Si elle prête à sourire, l’histoire ouvre des réflexions intéressantes sur le pouvoir symbolique de ce gratte-ciel qui, bien que déjà dépassé en hauteur, reste l’icône de la nouvelle lignée de tours très hautes et très fines («pencil towers» ou «superskinny») qui modifient la skyline de Manhattan. En effet, le 432 Park Avenue se distingue par sa pureté géométrique basée sur le théorème du carré, proche d’une œuvre de Sol LeWitt (en réalité, l’architecte dit s’être inspiré d’une corbeille de Josef Hoffmann), ce qui le rend encore plus snob et étranger à son environnement limitrophe. En conséquence, l’annonce des soucis de «haute altitude» rencontrés par les habitants ont suscité une délectation collective, ravivant les critiques à l’encontre du bâtiment: Louisa Whitmore, une jeune fille de 16 ans de Vancouver, a même créé un compte Tik Tok dédié à la haine de la tour: @432parkavehatepage.

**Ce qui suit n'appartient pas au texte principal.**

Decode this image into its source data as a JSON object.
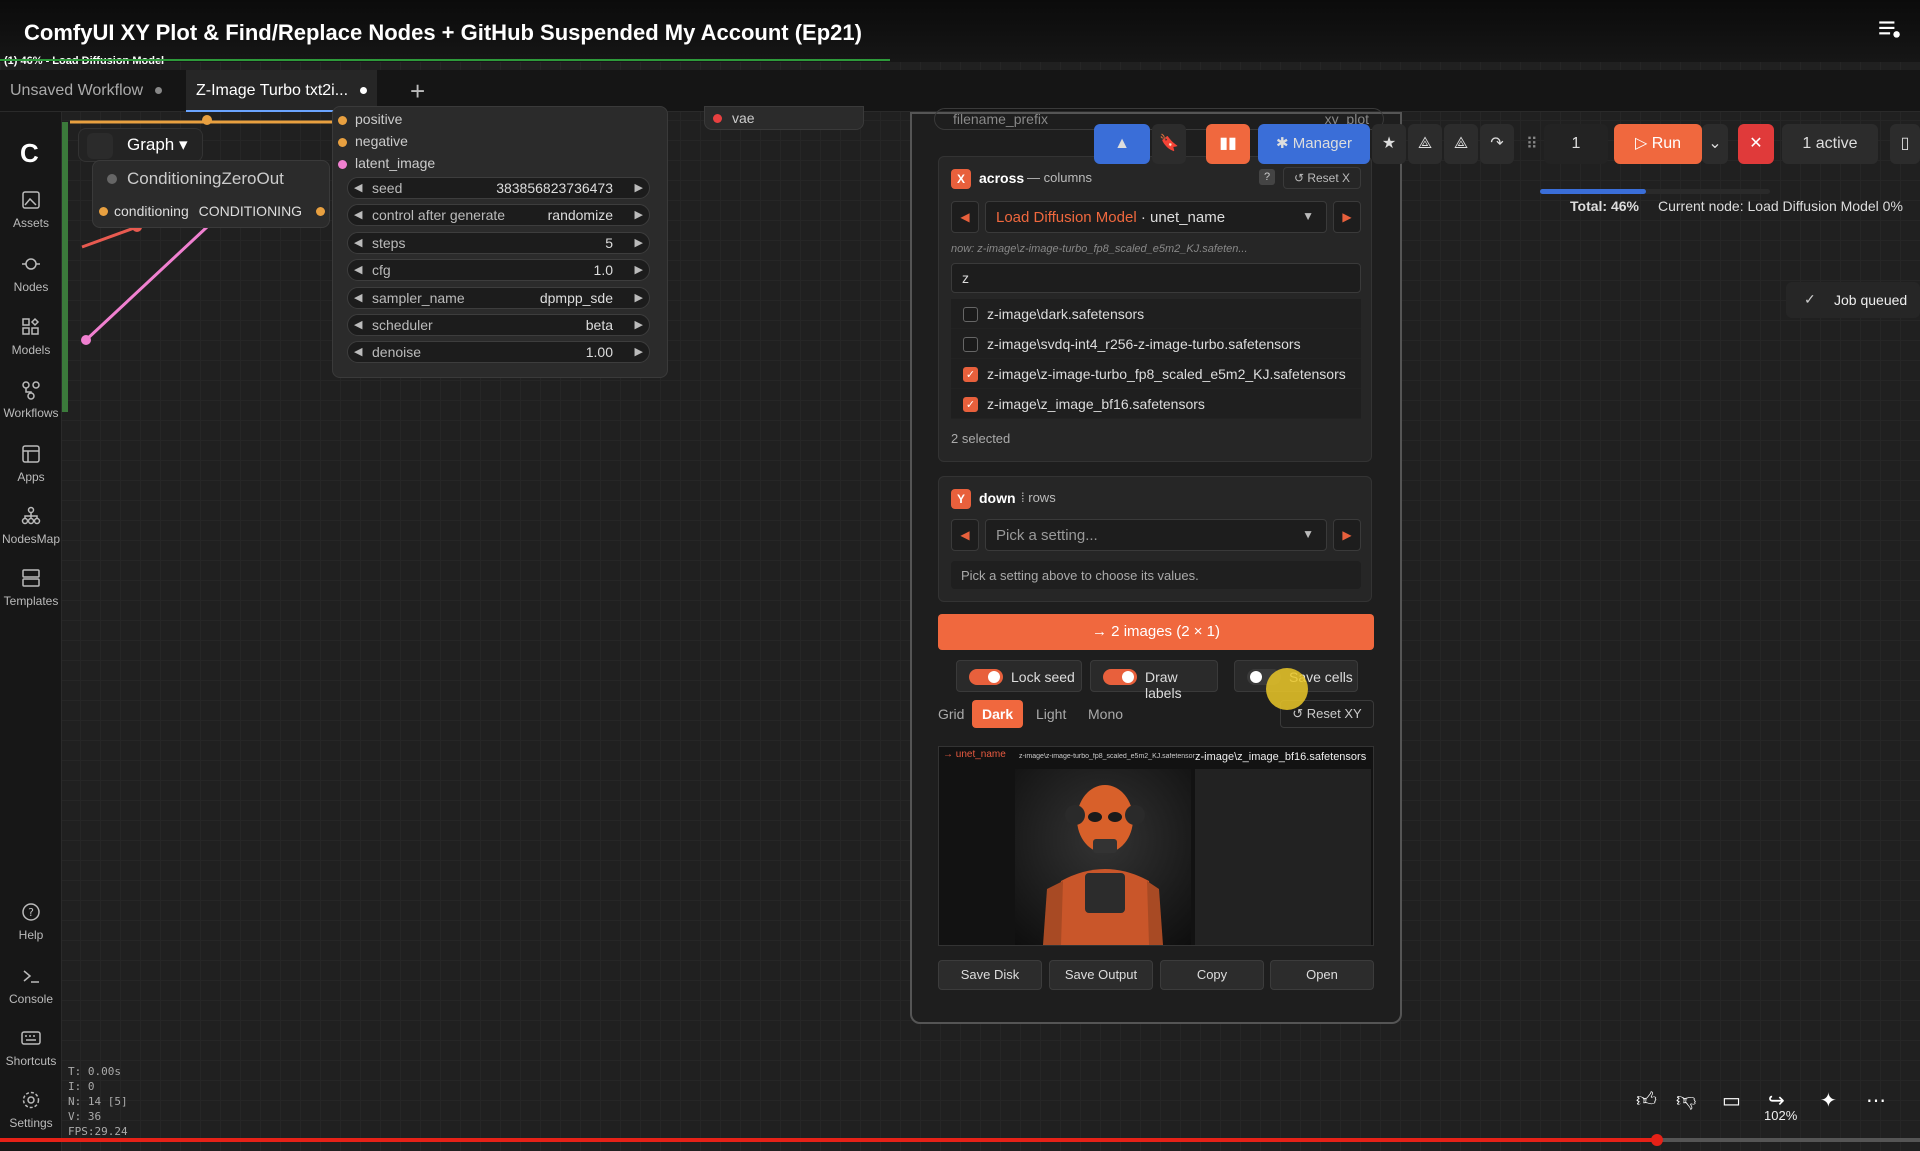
{
  "video": {
    "title": "ComfyUI XY Plot & Find/Replace Nodes + GitHub Suspended My Account (Ep21)"
  },
  "status_small": "(1) 46% - Load Diffusion Model",
  "tabs": [
    {
      "label": "Unsaved Workflow"
    },
    {
      "label": "Z-Image Turbo txt2i..."
    }
  ],
  "sidebar": {
    "items": [
      {
        "label": "Assets",
        "icon": "assets-icon"
      },
      {
        "label": "Nodes",
        "icon": "nodes-icon"
      },
      {
        "label": "Models",
        "icon": "models-icon"
      },
      {
        "label": "Workflows",
        "icon": "workflows-icon"
      },
      {
        "label": "Apps",
        "icon": "apps-icon"
      },
      {
        "label": "NodesMap",
        "icon": "nodesmap-icon"
      },
      {
        "label": "Templates",
        "icon": "templates-icon"
      },
      {
        "label": "Help",
        "icon": "help-icon"
      },
      {
        "label": "Console",
        "icon": "console-icon"
      },
      {
        "label": "Shortcuts",
        "icon": "keyboard-icon"
      },
      {
        "label": "Settings",
        "icon": "gear-icon"
      }
    ]
  },
  "graph": {
    "label": "Graph"
  },
  "nodes": {
    "conditioning_zero_out": {
      "title": "ConditioningZeroOut",
      "output_label": "conditioning",
      "output_type": "CONDITIONING"
    },
    "ksampler": {
      "inputs": [
        "positive",
        "negative",
        "latent_image"
      ],
      "widgets": [
        {
          "label": "seed",
          "value": "383856823736473"
        },
        {
          "label": "control after generate",
          "value": "randomize"
        },
        {
          "label": "steps",
          "value": "5"
        },
        {
          "label": "cfg",
          "value": "1.0"
        },
        {
          "label": "sampler_name",
          "value": "dpmpp_sde"
        },
        {
          "label": "scheduler",
          "value": "beta"
        },
        {
          "label": "denoise",
          "value": "1.00"
        }
      ]
    },
    "vae_label": "vae"
  },
  "xy_panel": {
    "filename_prefix_label": "filename_prefix",
    "filename_prefix_value": "xy_plot",
    "x": {
      "badge": "X",
      "name": "across",
      "dash": "—",
      "sub": "columns",
      "help": "?",
      "reset": "Reset X",
      "setting_node": "Load Diffusion Model",
      "setting_sep": " · ",
      "setting_field": "unet_name",
      "now_text": "now: z-image\\z-image-turbo_fp8_scaled_e5m2_KJ.safeten...",
      "filter": "z",
      "files": [
        {
          "name": "z-image\\dark.safetensors",
          "checked": false
        },
        {
          "name": "z-image\\svdq-int4_r256-z-image-turbo.safetensors",
          "checked": false
        },
        {
          "name": "z-image\\z-image-turbo_fp8_scaled_e5m2_KJ.safetensors",
          "checked": true
        },
        {
          "name": "z-image\\z_image_bf16.safetensors",
          "checked": true
        }
      ],
      "selected_count": "2 selected"
    },
    "y": {
      "badge": "Y",
      "name": "down",
      "dash": "⁞",
      "sub": "rows",
      "placeholder": "Pick a setting...",
      "hint": "Pick a setting above to choose its values."
    },
    "generate_label": "→ 2 images (2 × 1)",
    "toggles": [
      {
        "label": "Lock seed",
        "on": true
      },
      {
        "label": "Draw labels",
        "on": true
      },
      {
        "label": "Save cells",
        "on": false
      }
    ],
    "grid_label": "Grid",
    "themes": [
      "Dark",
      "Light",
      "Mono"
    ],
    "active_theme": "Dark",
    "reset_xy": "Reset XY",
    "preview": {
      "axis_label": "→ unet_name",
      "col1": "z-image\\z-image-turbo_fp8_scaled_e5m2_KJ.safetensors",
      "col2": "z-image\\z_image_bf16.safetensors"
    },
    "buttons": [
      "Save Disk",
      "Save Output",
      "Copy",
      "Open"
    ]
  },
  "toolbar": {
    "manager": "Manager",
    "queue_count": "1",
    "run": "Run",
    "active": "1 active"
  },
  "progress": {
    "total_label": "Total: 46%",
    "current_node": "Current node: Load Diffusion Model 0%",
    "fraction": 0.46
  },
  "toast": {
    "text": "Job queued"
  },
  "stats": {
    "t": "T: 0.00s",
    "i": "I: 0",
    "n": "N: 14 [5]",
    "v": "V: 36",
    "fps": "FPS:29.24"
  },
  "zoom": "102%",
  "colors": {
    "accent": "#f0683e",
    "blue": "#3a6ed8",
    "bg": "#202020"
  }
}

Si le gratte-ciel a été considéré dès le premier jour comme un doigt d’honneur à la ville, sa capacité à représenter sous une forme aussi pure et abstraite les mécanismes cyniques qui dessinent Manhattan évoque également autre chose. Par exemple, le Monument continu, cette vision extraordinaire et inquiétante que le groupe toscan Superstudio a imaginée (dans une série de collages historiques) à la fin des années 1960. Également basé sur l’extension infinie d’un module carré, le Monument Continu représentait l’extrême paradoxal de la rationalité moderne: une sublimation concrète du positivisme occidental, une structure qui assume la forme idéale du capitalisme industriel jusqu’à dissoudre toute fonction dans un ruban ininterrompu et inutile, la machine parfaite qui devient une ruine colossale et glacée. En inversant l’utopie en dystopie, Superstudio a également imaginé des résultats anthropologiques: la dérive idéologique et matérielle a remis l’homme en question, le transportant dans une dimension pré- et post-moderne (le bon sauvage de Rousseau avec la technologie de la NASA). Une invitation, ironique et désespérée, à une régénération cathartique au milieu des décombres parfaits de la société occidentale.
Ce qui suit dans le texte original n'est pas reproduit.